I was going to ask that, are you able to get hold of RSD releases?

Nick: Through a third party – not officially, we’ve got to go through a back door. It’s organisation is pretty chaotic. No one knows how many they’re going to get. You can’t order them in advance.

Jude: It’s well intentioned, but it just seems a shame that as we’re not in direct competition on the street, we can’t take part.

Nick: It’s a great idea and it brings people back to record shops, which can only be a good thing.

For a University, and quite an affluent town, it feels quite strange that there’s no longer any independent record shops in Cambridge. Why do you think that is?

Nick: I guess it is the Internet, really. And that people can’t afford a specialised music shop enough. I don’t honestly know, if we could afford it, whether we could set one up in the same vein as our website. There might not be a big enough demand for it. It does seem bizarre that Fopp is the closest we have in Cambridge…

Which is basically an HMV outlet…

Jude: Yeah, but Cambridge is pretty small…

Nick: Yeah, the student population swells it quite a bit…

Jude: And you wonder whether the student population is the market for records now.

Is the record “shop” still a pipe-dream for you?
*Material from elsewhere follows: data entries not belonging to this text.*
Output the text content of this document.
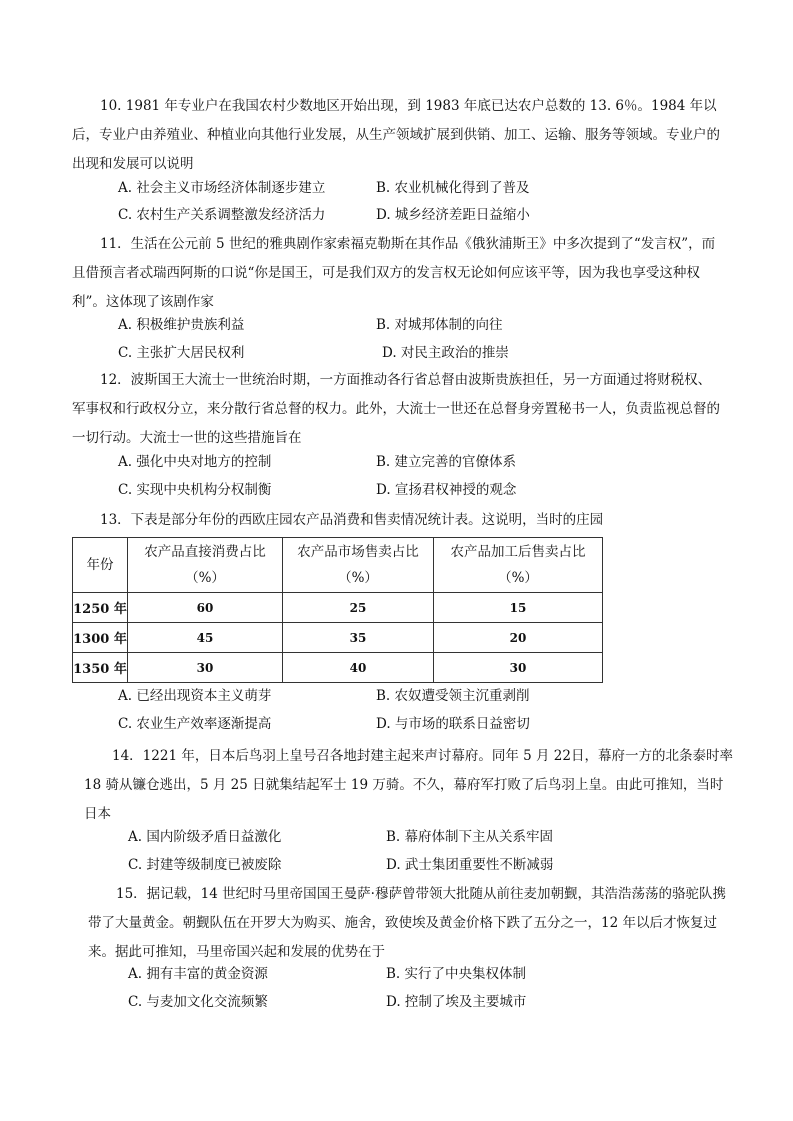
10. 1981 年专业户在我国农村少数地区开始出现，到 1983 年底已达农户总数的 13. 6％。1984 年以后，专业户由养殖业、种植业向其他行业发展，从生产领域扩展到供销、加工、运输、服务等领域。专业户的出现和发展可以说明

A. 社会主义市场经济体制逐步建立	B. 农业机械化得到了普及
C. 农村生产关系调整激发经济活力	D. 城乡经济差距日益缩小

11．生活在公元前 5 世纪的雅典剧作家索福克勒斯在其作品《俄狄浦斯王》中多次提到了“发言权”，而且借预言者忒瑞西阿斯的口说“你是国王，可是我们双方的发言权无论如何应该平等，因为我也享受这种权利”。这体现了该剧作家

A. 积极维护贵族利益	B. 对城邦体制的向往
C. 主张扩大居民权利	D. 对民主政治的推崇

12．波斯国王大流士一世统治时期，一方面推动各行省总督由波斯贵族担任，另一方面通过将财税权、军事权和行政权分立，来分散行省总督的权力。此外，大流士一世还在总督身旁置秘书一人，负责监视总督的一切行动。大流士一世的这些措施旨在

A. 强化中央对地方的控制	B. 建立完善的官僚体系
C. 实现中央机构分权制衡	D. 宣扬君权神授的观念

13．下表是部分年份的西欧庄园农产品消费和售卖情况统计表。这说明，当时的庄园

年份	农产品直接消费占比（%）	农产品市场售卖占比（%）	农产品加工后售卖占比（%）
1250 年	60	25	15
1300 年	45	35	20
1350 年	30	40	30
A. 已经出现资本主义萌芽	B. 农奴遭受领主沉重剥削
C. 农业生产效率逐渐提高	D. 与市场的联系日益密切

14．1221 年，日本后鸟羽上皇号召各地封建主起来声讨幕府。同年 5 月 22日，幕府一方的北条泰时率 18 骑从镰仓逃出，5 月 25 日就集结起军士 19 万骑。不久，幕府军打败了后鸟羽上皇。由此可推知，当时日本

A. 国内阶级矛盾日益激化	B. 幕府体制下主从关系牢固
C. 封建等级制度已被废除	D. 武士集团重要性不断减弱

15．据记载，14 世纪时马里帝国国王曼萨·穆萨曾带领大批随从前往麦加朝觐，其浩浩荡荡的骆驼队携带了大量黄金。朝觐队伍在开罗大为购买、施舍，致使埃及黄金价格下跌了五分之一，12 年以后才恢复过来。据此可推知，马里帝国兴起和发展的优势在于

A. 拥有丰富的黄金资源	B. 实行了中央集权体制
C. 与麦加文化交流频繁	D. 控制了埃及主要城市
Jude: If money was no object, which in the real world it always is, then we’d definitely do it. But the economic reality, with lots of record shops closing down, I can’t really see a way of making it work, unless it just covers the costs / shared interest etc. If there was a business model that would work, we’d have no qualms putting in the time and effort to make it work.

Nick: The VAT loophole closing would also help us – HMV.com can register off-shore and sell stuff a lot cheaper than we can, that would help us, just generally! We do it because we love it, we don’t make much money from it, but we wouldn’t be happy doing anything else.